The British maker of Smirnoff vodka and Johnnie Walker whisky was upbeat about current trading, saying it had not seen the effect of poor weather and weak consumer demand which undermined brewer Heineken HIEN.AS..
“We have finished the year strongly, the last couple of months of July and August have continued along the same trajectory. We feel confident over the last two months,” finance director Deirdre Mahlan said on a conference call.
She also said Diageo was a more balanced business than Heineken with a broader base, and although the southern European markets of Greece and Spain saw sales falling, emerging markets in Latin America, Africa and Asia grew strongly, and even North America saw some growth.
Chief executive Paul Walsh set stretching new targets for his group, looking to grow underlying sales by 6 percent, improve margins — by 2 percentage points to 31 percent in the next three years — and sees double-digit percentage earnings growth in the medium term.
“While Diageo is not immune from a fragile global economy, this is a strong platform ... Achievement of these aims would underpin even stronger dividend growth,” Walsh said.
Diageo shares were one the biggest risers in a slightly firmer FTSE 100 index .FTSE, and were up 4.3 percent at 1,166 pence by 4:05 a.m. EDT.
“The targets themselves imply a good level of confidence in the business, but also that the management feel under pressure to deliver on this platform. Investors will take confidence that the group is setting itself stretch targets,” Credit Suisse analyst Michael Bleakley said.
European brewer Heineken had said on Wednesday weak consumer sentiment and a damp summer would wipe out its profit growth in 2011, while last week Danish brewer Carlsberg (CARLb.CO) cut its 2011 outlook due to falling Russian sales.
Analysts said spirit makers were less dependent on weather and gained from strong emerging markets, with Diageo less exposed to beer and Europe than these two brewers. Just over 10 percent of Diageo’s sales come from beer, while some 35 percent of its overall turnover derives from fast-growing emerging markets like Brazil, China, India and Mexico.
“In the context of poor results from the brewers, today’s results were a relief,” Citi analyst Andrea Pistacchi said.

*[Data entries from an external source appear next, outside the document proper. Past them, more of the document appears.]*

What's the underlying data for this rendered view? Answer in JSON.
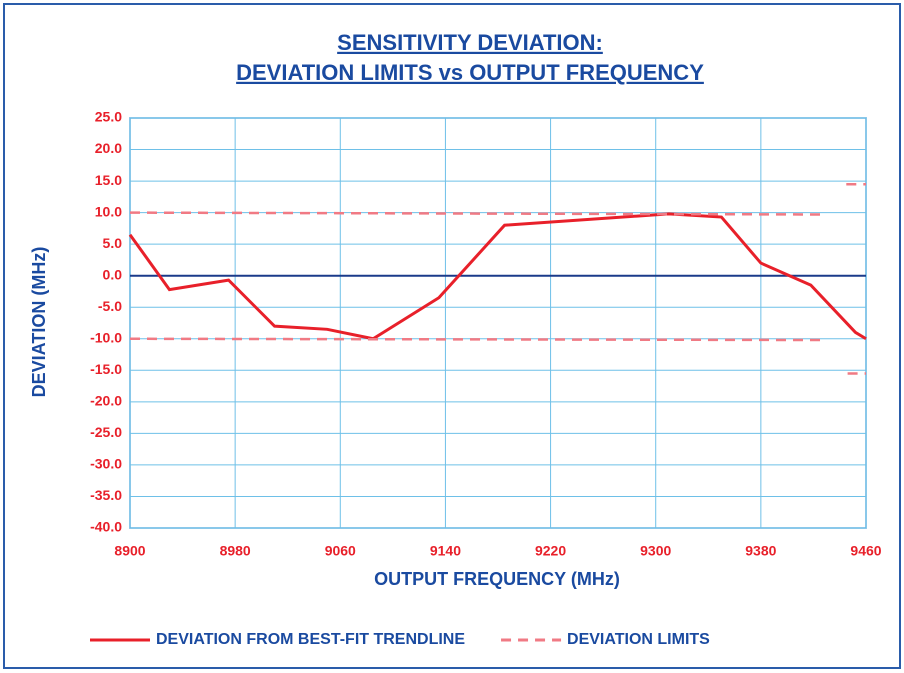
{
  "chart_data": {
    "type": "line",
    "title": [
      "SENSITIVITY DEVIATION:",
      "DEVIATION LIMITS vs OUTPUT FREQUENCY"
    ],
    "xlabel": "OUTPUT FREQUENCY (MHz)",
    "ylabel": "DEVIATION (MHz)",
    "xlim": [
      8900,
      9460
    ],
    "xticks": [
      8900,
      8980,
      9060,
      9140,
      9220,
      9300,
      9380,
      9460
    ],
    "ylim": [
      -40,
      25
    ],
    "yticks": [
      {
        "value": 25,
        "label": "25.0"
      },
      {
        "value": 20,
        "label": "20.0"
      },
      {
        "value": 15,
        "label": "15.0"
      },
      {
        "value": 10,
        "label": "10.0"
      },
      {
        "value": 5,
        "label": "5.0"
      },
      {
        "value": 0,
        "label": "0.0"
      },
      {
        "value": -5,
        "label": "-5.0"
      },
      {
        "value": -10,
        "label": "-10.0"
      },
      {
        "value": -15,
        "label": "-15.0"
      },
      {
        "value": -20,
        "label": "-20.0"
      },
      {
        "value": -25,
        "label": "-25.0"
      },
      {
        "value": -30,
        "label": "-30.0"
      },
      {
        "value": -35,
        "label": "-35.0"
      },
      {
        "value": -40,
        "label": "-40.0"
      }
    ],
    "grid": true,
    "series": [
      {
        "name": "DEVIATION FROM BEST-FIT TRENDLINE",
        "color": "#e8202a",
        "dash": false,
        "x": [
          8900,
          8930,
          8975,
          9010,
          9050,
          9085,
          9135,
          9185,
          9310,
          9350,
          9380,
          9418,
          9452,
          9460
        ],
        "values": [
          6.5,
          -2.2,
          -0.7,
          -8,
          -8.5,
          -10,
          -3.5,
          8,
          9.8,
          9.3,
          2,
          -1.5,
          -9,
          -10
        ]
      },
      {
        "name": "DEVIATION LIMITS",
        "color": "#f07a84",
        "dash": true,
        "x": [
          8900,
          9430,
          9440,
          9445,
          9460
        ],
        "values": [
          10,
          9.7,
          null,
          14.5,
          14.5
        ]
      },
      {
        "color": "#f07a84",
        "dash": true,
        "x": [
          8900,
          9430,
          9440,
          9446,
          9460
        ],
        "values": [
          -10,
          -10.2,
          null,
          -15.5,
          -15.5
        ]
      }
    ]
  }
}
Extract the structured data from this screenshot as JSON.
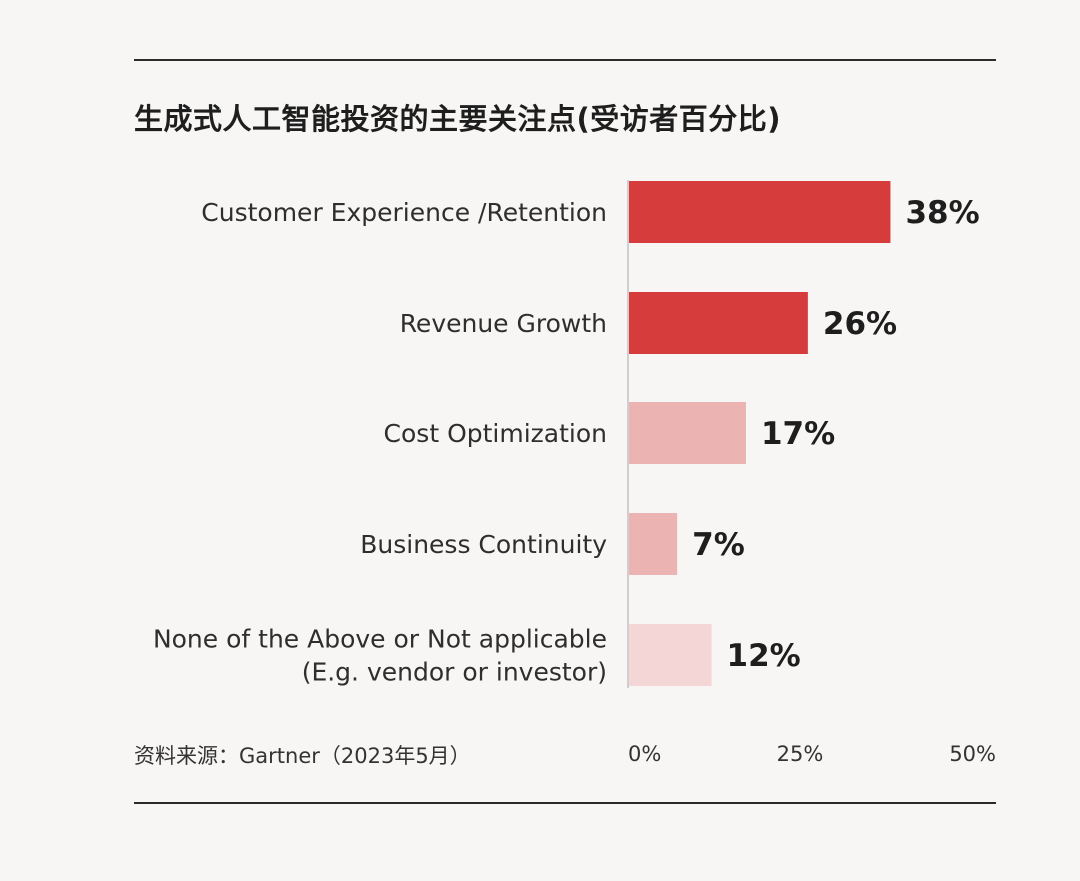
{
  "title": "生成式人工智能投资的主要关注点(受访者百分比)",
  "source": "资料来源：Gartner（2023年5月）",
  "chart_data": {
    "type": "bar",
    "orientation": "horizontal",
    "title": "生成式人工智能投资的主要关注点(受访者百分比)",
    "categories": [
      [
        "Customer Experience /Retention"
      ],
      [
        "Revenue Growth"
      ],
      [
        "Cost Optimization"
      ],
      [
        "Business Continuity"
      ],
      [
        "None of the Above or Not applicable",
        "(E.g. vendor or investor)"
      ]
    ],
    "values": [
      38,
      26,
      17,
      7,
      12
    ],
    "value_labels": [
      "38%",
      "26%",
      "17%",
      "7%",
      "12%"
    ],
    "bar_colors": [
      "#d63c3c",
      "#d63c3c",
      "#ecb3b3",
      "#ecb3b3",
      "#f4d6d6"
    ],
    "xticks": [
      0,
      25,
      50
    ],
    "xtick_labels": [
      "0%",
      "25%",
      "50%"
    ],
    "xlim": [
      0,
      50
    ],
    "xlabel": "",
    "ylabel": "",
    "grid": false,
    "legend": "none"
  }
}
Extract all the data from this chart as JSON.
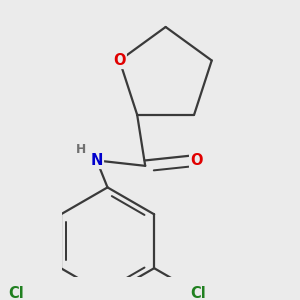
{
  "background_color": "#ebebeb",
  "bond_color": "#3a3a3a",
  "bond_width": 1.6,
  "atom_colors": {
    "O": "#e00000",
    "N": "#0000cc",
    "Cl": "#208020",
    "C": "#3a3a3a",
    "H": "#707070"
  },
  "font_size_atoms": 10.5,
  "fig_size": [
    3.0,
    3.0
  ],
  "dpi": 100
}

London-based Diageo, which also sells Captain Morgan rum and Guinness beer, posted underlying earnings of 83.6 pence per share, beating a Reuters SmartEstimate of 78.9 pence and a company-compiled consensus of 79.1 pence for the year to June.
The full year dividend rose 6 percent to 40.4 pence.
Diageo said it would cut costs by 80 million pounds by June 2013 after it announced a review back in May aimed at reducing the cost of inputs and operating costs.
The group said underlying annual sales and operating profit both rose 5 percent in the year to end-June, while overall group sales grew 2 percent to 9.9 billion pounds.
Diageo shares have outperformed the FTSE 100 index .FTSE so far this year by 10 percent and arch rival and world No. 2 spirits maker Pernod Ricard (PERP.PA) by 12 percent.
Pernod was set to report annual results on September 1.